縁切地蔵
このお地蔵さんの石を削って、その粉を別れたい相手に飲ますと、アラ不思議。願いがかなうと言う。霊験あらたかなお地蔵様だ。
お陰で、お地蔵さん本体は長い年月で身を削り、かようなお姿になってしまった。
粕屋町に残されている民話や伝説
現在の粕屋町「長者原」の地名は、「長者屋敷」にその由来があると言い伝えられています。その伝説は、長者の娘「於古能姫」(おこうのうひめ)と、福岡市早良区野芥の「縁切(えんきり)地蔵」にまつわるものです。
今から約1,200年前の奈良時代の終わり頃(770~780)大城出羽守国定(おおしろでわのかみくにさだ)という長者がおりました。 この国定と奥方のおせつとの間には、三国一と言われた評判の娘がおりました。

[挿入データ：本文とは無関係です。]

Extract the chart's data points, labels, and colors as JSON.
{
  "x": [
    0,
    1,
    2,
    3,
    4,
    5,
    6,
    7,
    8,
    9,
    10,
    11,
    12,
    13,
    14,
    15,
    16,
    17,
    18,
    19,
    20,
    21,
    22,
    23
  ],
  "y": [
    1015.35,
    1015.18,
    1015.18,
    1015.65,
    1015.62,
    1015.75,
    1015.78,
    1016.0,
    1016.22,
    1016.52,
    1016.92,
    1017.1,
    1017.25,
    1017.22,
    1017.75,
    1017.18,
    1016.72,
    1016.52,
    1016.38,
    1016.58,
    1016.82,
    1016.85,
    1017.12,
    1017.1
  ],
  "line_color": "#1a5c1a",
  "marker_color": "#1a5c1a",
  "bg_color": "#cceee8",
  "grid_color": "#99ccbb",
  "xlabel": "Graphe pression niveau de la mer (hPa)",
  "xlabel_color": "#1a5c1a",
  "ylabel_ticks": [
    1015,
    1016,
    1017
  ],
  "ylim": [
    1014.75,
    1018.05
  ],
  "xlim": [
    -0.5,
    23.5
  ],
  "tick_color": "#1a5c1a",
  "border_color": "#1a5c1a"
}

ある時、早良区の豪族、郷士土生伯耆守(ごうしはぶほうきのかみ)がこの付近に鷹狩りに来たとき、この娘のうわさを耳にしました。これが、縁となって自分の息子、土生修理太夫昭兼(しゅうりだゆうあきかね)の嫁にと無理を通してもらいうけました。 豪族、大城家では、一人娘の嫁入りといことで、七車分の嫁入り道具を乗せ、多数の人数を伴って、嫁ぎ先である野芥を目指しました。一行がちょうど逢坂まで来たときです。 土生の家老が数人の共とやってきて、「今、土生家では、昭兼殿が急病で危篤となっている。結婚式どころではないから、相すまないが引き返してくれ」と頼みました。花嫁姿の於古能姫は、「杯はせずとも夫婦にはかわりありません。どうぞ、危篤の夫に会わせてください。」と願い出ますが、聞き入れてもらえません。 いろいろと話をしているうちに、家老が自分の娘を土生家に嫁がせ、土生家を自分のものにしようとの悪巧みがあることがわかりました。於古能姫は、もはやこれまでと、ふところの刀を抜いて自分の命を絶ってしまいました。これを目の前で見ていた父の国定も三途の川をともに渡ろうと自決してしまいました。出羽守国定と於古能姫はその地(野芥)にほうむられ、縁切り地蔵として祀られています。